The main characteristics of metabolomics studies on diabetic coronary artery disease
| Reference | Group | Type | Platform | Altered metabolites | Conclusion |
|---|---|---|---|---|---|
| Kirschenlohr et al. (2006) | 244 male patients, 44 of coronary arteries (NCAs), 56 with 1‐VD, 69 with 2‐VD and 75 with 3‐VD | Serum | 1H NMR | Detection of CAD by 1H NMR with >99% confidence was very weak compared with angiography | |
| Zhang et al. (2014) | 21 patients in glipizide group and 23 patients in metformin group | Serum | LC‐QTOFMS | The differential therapeutic effects of metformin and glipizide on comprehensive lipidomics were comparable with their different long‐term effects on cardiovascular outcomes | |
| Badeau et al. (2014) | 26 placebo and 25 rosiglitazone treatment groups | Serum | NMR | Glutamine↑; lactate↓ | Serum lactate and glutamine concentrations changed after short‐term rosiglitazone treatment in T2DM patients with CHD, reflecting improvements in insulin sensitivity.
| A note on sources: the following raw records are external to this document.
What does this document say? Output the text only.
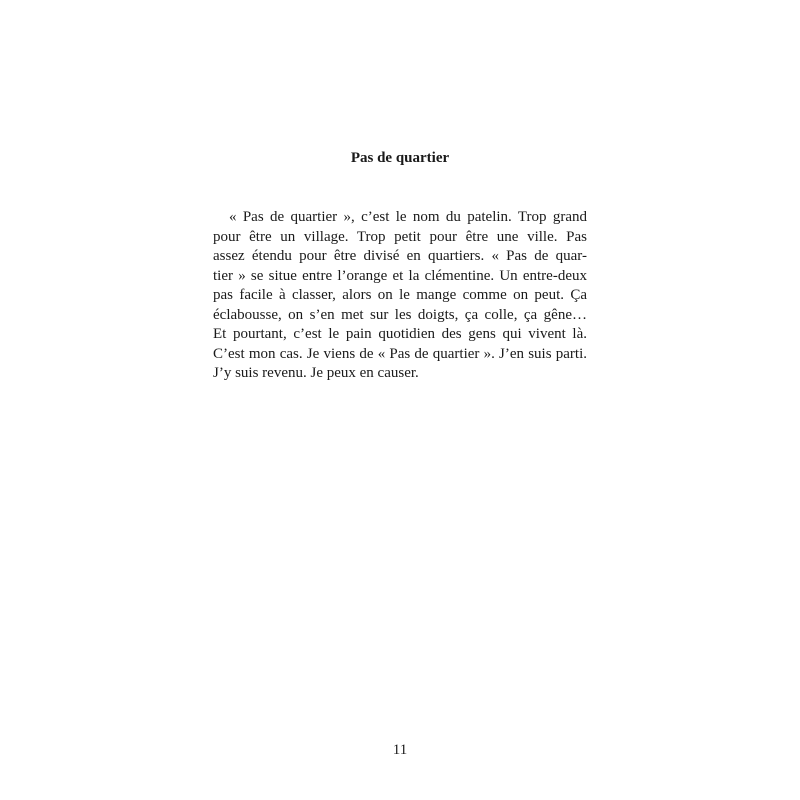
Pas de quartier
« Pas de quartier », c’est le nom du patelin. Trop grand
pour être un village. Trop petit pour être une ville. Pas
assez étendu pour être divisé en quartiers. « Pas de quar-
tier » se situe entre l’orange et la clémentine. Un entre-deux
pas facile à classer, alors on le mange comme on peut. Ça
éclabousse, on s’en met sur les doigts, ça colle, ça gêne…
Et pourtant, c’est le pain quotidien des gens qui vivent là.
C’est mon cas. Je viens de « Pas de quartier ». J’en suis parti.
J’y suis revenu. Je peux en causer.

11
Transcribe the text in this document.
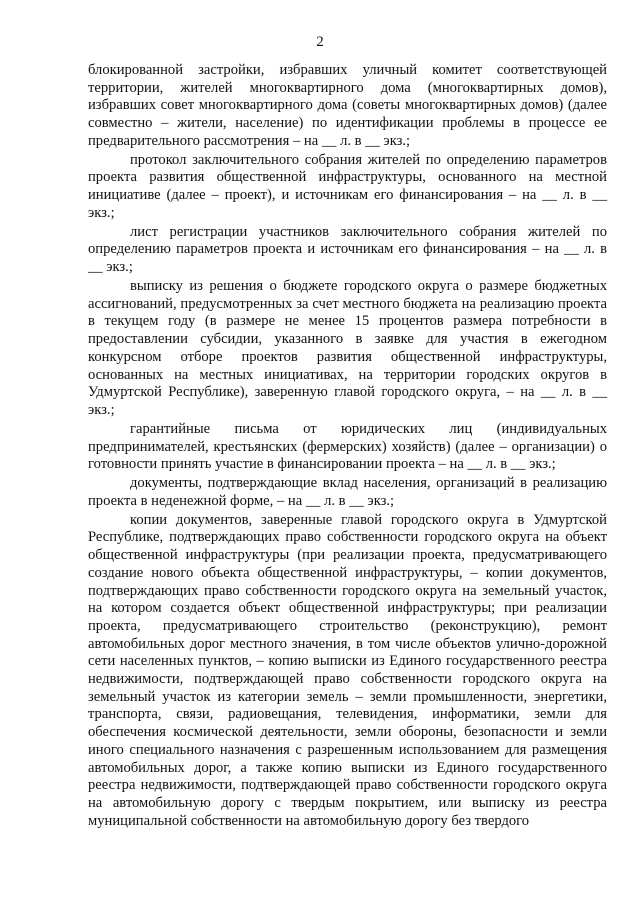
2

блокированной застройки, избравших уличный комитет соответствующей территории, жителей многоквартирного дома (многоквартирных домов), избравших совет многоквартирного дома (советы многоквартирных домов) (далее совместно – жители, население) по идентификации проблемы в процессе ее предварительного рассмотрения – на __ л. в __ экз.;

протокол заключительного собрания жителей по определению параметров проекта развития общественной инфраструктуры, основанного на местной инициативе (далее – проект), и источникам его финансирования – на __ л. в __ экз.;

лист регистрации участников заключительного собрания жителей по определению параметров проекта и источникам его финансирования – на __ л. в __ экз.;

выписку из решения о бюджете городского округа о размере бюджетных ассигнований, предусмотренных за счет местного бюджета на реализацию проекта в текущем году (в размере не менее 15 процентов размера потребности в предоставлении субсидии, указанного в заявке для участия в ежегодном конкурсном отборе проектов развития общественной инфраструктуры, основанных на местных инициативах, на территории городских округов в Удмуртской Республике), заверенную главой городского округа, – на __ л. в __ экз.;

гарантийные письма от юридических лиц (индивидуальных предпринимателей, крестьянских (фермерских) хозяйств) (далее – организации) о готовности принять участие в финансировании проекта – на __ л. в __ экз.;

документы, подтверждающие вклад населения, организаций в реализацию проекта в неденежной форме, – на __ л. в __ экз.;

копии документов, заверенные главой городского округа в Удмуртской Республике, подтверждающих право собственности городского округа на объект общественной инфраструктуры (при реализации проекта, предусматривающего создание нового объекта общественной инфраструктуры, – копии документов, подтверждающих право собственности городского округа на земельный участок, на котором создается объект общественной инфраструктуры; при реализации проекта, предусматривающего строительство (реконструкцию), ремонт автомобильных дорог местного значения, в том числе объектов улично-дорожной сети населенных пунктов, – копию выписки из Единого государственного реестра недвижимости, подтверждающей право собственности городского округа на земельный участок из категории земель – земли промышленности, энергетики, транспорта, связи, радиовещания, телевидения, информатики, земли для обеспечения космической деятельности, земли обороны, безопасности и земли иного специального назначения с разрешенным использованием для размещения автомобильных дорог, а также копию выписки из Единого государственного реестра недвижимости, подтверждающей право собственности городского округа на автомобильную дорогу с твердым покрытием, или выписку из реестра муниципальной собственности на автомобильную дорогу без твердого
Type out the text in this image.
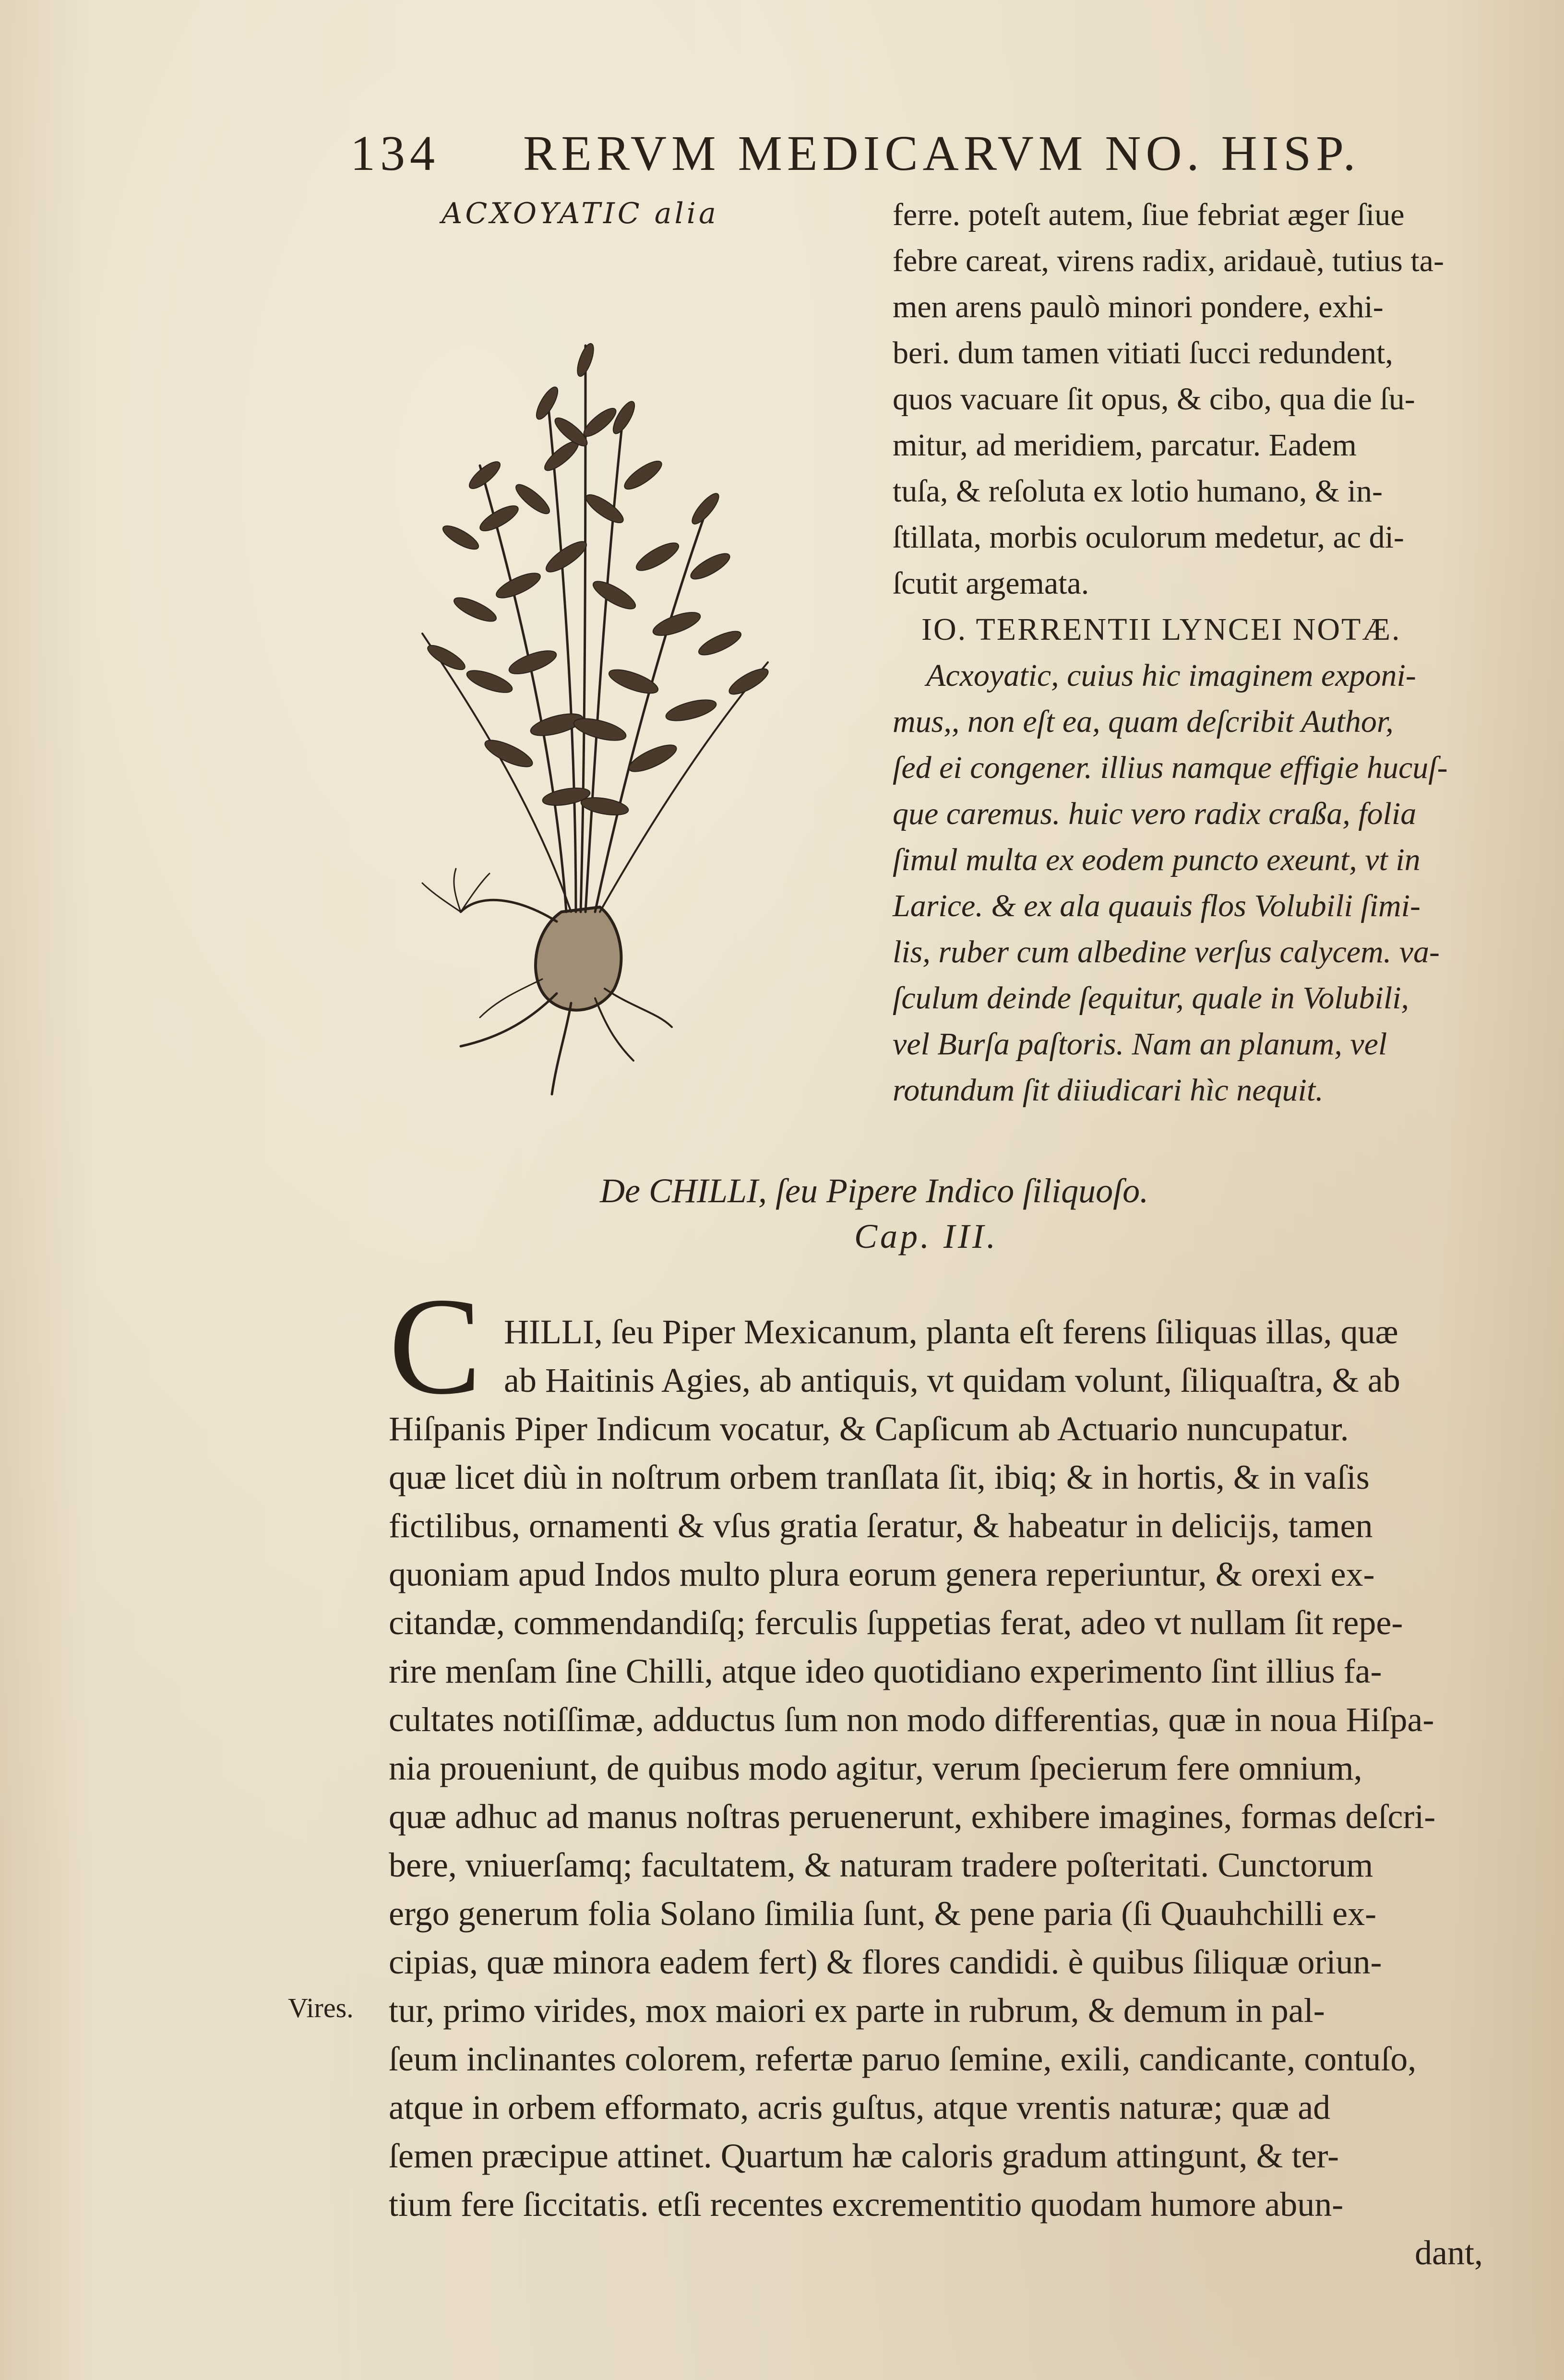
134 RERVM MEDICARVM NO. HISP.
ACXOYATIC alia	ferre. poteſt autem, ſiue febriat æger ſiue

febre careat, virens radix, aridauè, tutius ta-

men arens paulò minori pondere, exhi-

beri. dum tamen vitiati ſucci redundent,

quos vacuare ſit opus, & cibo, qua die ſu-

mitur, ad meridiem, parcatur. Eadem

tuſa, & reſoluta ex lotio humano, & in-

ſtillata, morbis oculorum medetur, ac di-

ſcutit argemata.

IO. TERRENTII LYNCEI NOTÆ.

Acxoyatic, cuius hic imaginem exponi-

mus,, non eſt ea, quam deſcribit Author,

ſed ei congener. illius namque effigie hucuſ-

que caremus. huic vero radix craßa, folia

ſimul multa ex eodem puncto exeunt, vt in

Larice. & ex ala quauis flos Volubili ſimi-

lis, ruber cum albedine verſus calycem. va-

ſculum deinde ſequitur, quale in Volubili,

vel Burſa paſtoris. Nam an planum, vel

rotundum ſit diiudicari hìc nequit.

De CHILLI, ſeu Pipere Indico ſiliquoſo.
Cap. III.
C HILLI, ſeu Piper Mexicanum, planta eſt ferens ſiliquas illas, quæ

ab Haitinis Agies, ab antiquis, vt quidam volunt, ſiliquaſtra, & ab

Hiſpanis Piper Indicum vocatur, & Capſicum ab Actuario nuncupatur.

quæ licet diù in noſtrum orbem tranſlata ſit, ibiq; & in hortis, & in vaſis

fictilibus, ornamenti & vſus gratia ſeratur, & habeatur in delicijs, tamen

quoniam apud Indos multo plura eorum genera reperiuntur, & orexi ex-

citandæ, commendandiſq; ferculis ſuppetias ferat, adeo vt nullam ſit repe-

rire menſam ſine Chilli, atque ideo quotidiano experimento ſint illius fa-

cultates notiſſimæ, adductus ſum non modo differentias, quæ in noua Hiſpa-

nia proueniunt, de quibus modo agitur, verum ſpecierum fere omnium,

quæ adhuc ad manus noſtras peruenerunt, exhibere imagines, formas deſcri-

bere, vniuerſamq; facultatem, & naturam tradere poſteritati. Cunctorum

ergo generum folia Solano ſimilia ſunt, & pene paria (ſi Quauhchilli ex-

cipias, quæ minora eadem fert) & flores candidi. è quibus ſiliquæ oriun-

tur, primo virides, mox maiori ex parte in rubrum, & demum in pal-

ſeum inclinantes colorem, refertæ paruo ſemine, exili, candicante, contuſo,

atque in orbem efformato, acris guſtus, atque vrentis naturæ; quæ ad

ſemen præcipue attinet. Quartum hæ caloris gradum attingunt, & ter-

tium fere ſiccitatis. etſi recentes excrementitio quodam humore abun-

dant,

Vires.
Circulating lactate concentrations were inversely correlated with increases in myocardial glucose uptake |
| Wu et al. (2015) | 292 T2DM with HBP, T2DM with NAFLD, T2DM with HBP and NAFLD, T2DM with HBP and CHD, and T2DM with HBP, NAFLD, and CHD | Serum | UPLC‐QTOFMS | 4‐hydroxy‐3‐methoxymandelic acid ↑ in T2DM with HBP, NAFLD, and CHD compared with T2DM with HBP and NAFLD | The broad‐spectrum metabolic changes emphasize the complex abnormalities present among these complications with elevated blood glucose levels |
CAD, coronary artery disease; CHD, coronary heart disease; 1H NMR, proton nuclear magnetic resonance; HBP, high blood pressure; LC‐QTOFMS, liquid chromatography‐quadrupole time of flight mass spectrometry; NAFLD, non‐alcoholic fatty liver disease; NCAs, normal coronary arteries; T2DM, type 2 diabetes mellitus; TCA, tricarboxylic acid; UPLC‐QTOFMS, ultra‐performance liquid chromatography‐quadrupole time of flight mass spectrometry; VD, vascular disease.